To accredit an investor is to give him the status which may allow him to enter certain kinds of transactions and make specific types of investments. To be qualified for this, an investor must meet certain criteria set by securities laws. These are usually wealthy individuals and corporations. Accredited investors are allowed to make higher risk investments, invest in hedge funds, seed money, and other types of securities. They are recognized by their territory’s Securities and Exchange Commission, which regulates the process of accreditation.

One of the factors to be considered before a person is accredited is his net worth. In North America, the usual standard is pegged at one million US dollars.

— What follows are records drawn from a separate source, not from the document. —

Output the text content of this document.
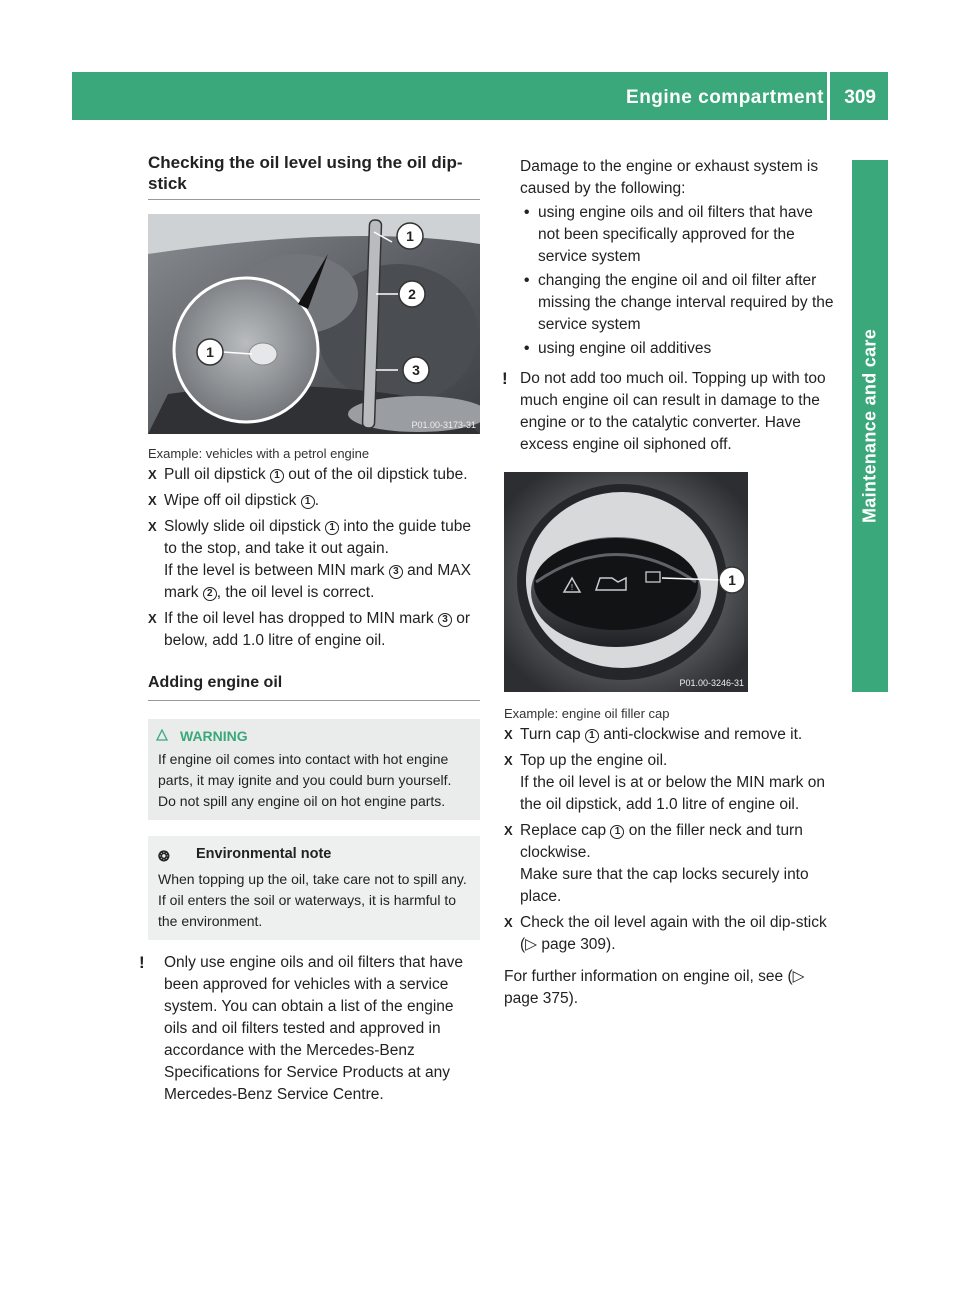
Engine compartment 309
Maintenance and care
Checking the oil level using the oil dip-
stick
1
2
3
1
P01.00-3173-31
Example: vehicles with a petrol engine
X Pull oil dipstick 1 out of the oil dipstick tube.
X Wipe off oil dipstick 1 .
X Slowly slide oil dipstick 1 into the guide tube to the stop, and take it out again.
If the level is between MIN mark 3 and MAX mark 2 , the oil level is correct.
X If the oil level has dropped to MIN mark 3 or below, add 1.0 litre of engine oil.
Adding engine oil
WARNING
If engine oil comes into contact with hot engine parts, it may ignite and you could burn yourself. Do not spill any engine oil on hot engine parts.
❂ Environmental note
When topping up the oil, take care not to spill any. If oil enters the soil or waterways, it is harmful to the environment.
! Only use engine oils and oil filters that have been approved for vehicles with a service system. You can obtain a list of the engine oils and oil filters tested and approved in accordance with the Mercedes-Benz Specifications for Service Products at any Mercedes-Benz Service Centre.
Damage to the engine or exhaust system is caused by the following:
• using engine oils and oil filters that have not been specifically approved for the service system
• changing the engine oil and oil filter after missing the change interval required by the service system
• using engine oil additives
! Do not add too much oil. Topping up with too much engine oil can result in damage to the engine or to the catalytic converter. Have excess engine oil siphoned off.
!	1
P01.00-3246-31
Example: engine oil filler cap
X Turn cap 1 anti-clockwise and remove it.
X Top up the engine oil.
If the oil level is at or below the MIN mark on the oil dipstick, add 1.0 litre of engine oil.
X Replace cap 1 on the filler neck and turn clockwise.
Make sure that the cap locks securely into place.
X Check the oil level again with the oil dip-stick (▷ page 309).
For further information on engine oil, see (▷ page 375).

Another consideration is the amount of money the individual makes annually and the person’s ability to consistently receive a certain amount in the current and succeeding years. In the United States, the minimum requirement is for the investor to be able to prove that his minimum income for the year has surpassed the $200,000.00 USD mark. In the case of a joint account with a spouse, the total income for the household should be over $300,000.00 USD annually. However, for such investors, limits are also set as to the percentage of net worth that may be entered into a high-risk investment.

Companies do not automatically get accreditation, either. Banks and insurance companies are usually accredited, as are other investment companies. Smaller businesses may also be accredited if its stock holders or equity owners are already accredited. For other organizations, a certain amount in assets is required. Employee benefit plans with bank tie-ups are also considered for accreditation.